Глава 4

Рафаэль проснулся, когда уже светало. Спал он мало. Ложась в постель, чувствовал себя таким измотанным, что ему казалось, что он отключится, едва положив голову на подушку, но тишина не давала уснуть. Это была активная тишина: лес и река, насекомые, лягушки, совы жили собственной жизнью. Особая ночь, первобытная, не испорченная цивилизацией. Рафаэль накрыл голову подушкой, чтобы перестать думать.

Почему он ощущал необходимость дышать Мелисандрой, нюхать ее, словно собака? С того момента, как он пообщался с девушкой и почувствовал полное отсутствие в ней лицемерия, увидел ее непосредственность, он осознал, что существование подобного человека в мире уже достаточно, чтобы вернуть его, Рафаэля, к жизни.

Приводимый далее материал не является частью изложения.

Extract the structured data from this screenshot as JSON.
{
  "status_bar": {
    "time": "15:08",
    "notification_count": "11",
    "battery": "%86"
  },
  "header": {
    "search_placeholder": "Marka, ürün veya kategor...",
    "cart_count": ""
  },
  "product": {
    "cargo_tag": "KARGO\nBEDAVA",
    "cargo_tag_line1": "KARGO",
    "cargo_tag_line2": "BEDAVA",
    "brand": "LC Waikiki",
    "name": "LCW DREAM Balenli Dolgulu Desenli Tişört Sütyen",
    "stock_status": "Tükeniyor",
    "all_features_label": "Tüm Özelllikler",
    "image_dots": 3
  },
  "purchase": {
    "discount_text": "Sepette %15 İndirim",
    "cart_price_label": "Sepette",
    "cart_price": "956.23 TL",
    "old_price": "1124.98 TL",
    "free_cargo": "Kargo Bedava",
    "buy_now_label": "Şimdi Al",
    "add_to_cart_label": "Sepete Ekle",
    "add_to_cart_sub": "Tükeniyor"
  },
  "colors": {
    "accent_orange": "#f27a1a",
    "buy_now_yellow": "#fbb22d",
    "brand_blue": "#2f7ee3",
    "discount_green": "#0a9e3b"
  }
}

В семь утра он встал. Через деревенское окошко, затянутое рыболовной сетью, увидел маленький сад с хилыми, увядшими розами, растущими в цветниках, и поодаль кусты бугенвиллеи насыщенного фиолетового цвета, обвивающей веранду. Он надел спортивный костюм, в рукомойнике умыл лицо и вышел в столовую. Мерседес подметала дом.

— Добрее утро, — поздоровался он. — Пойду, сделаю зарядку.

— Есть тропинка вдоль реки напротив поместья, — сказала она. — Увидите ее, когда подойдете к пристани. Ступайте туда, там вы не должны заблудиться.

Когда Мелисандра зашла в столовую, дон Хосе разговаривал с Мерседес. Он объяснял ей, что протез Морриса был устройством настолько тонко продуманным и прогрессивным, что с его помощью можно было даже определить количество микробов и химических элементов в стакане простой воды.

— Наука завоевывает мир, Мерседес. Скоро даже смерти не будет. Профессор Моррис говорит, что сейчас уже существуют механические сердца.

— Только подумайте, какое безумство! Это же означает лезть в Божественный промысел своими грязными руками; лишать Его права призывать к себе человека, когда Ему это угодно, — ужаснулась Мерседес, стараясь поскорее отогнать от себя жуткую картинку вспученной груди, которая родилась в ее воображении при упоминании механических сердец. — Это же противоестественно.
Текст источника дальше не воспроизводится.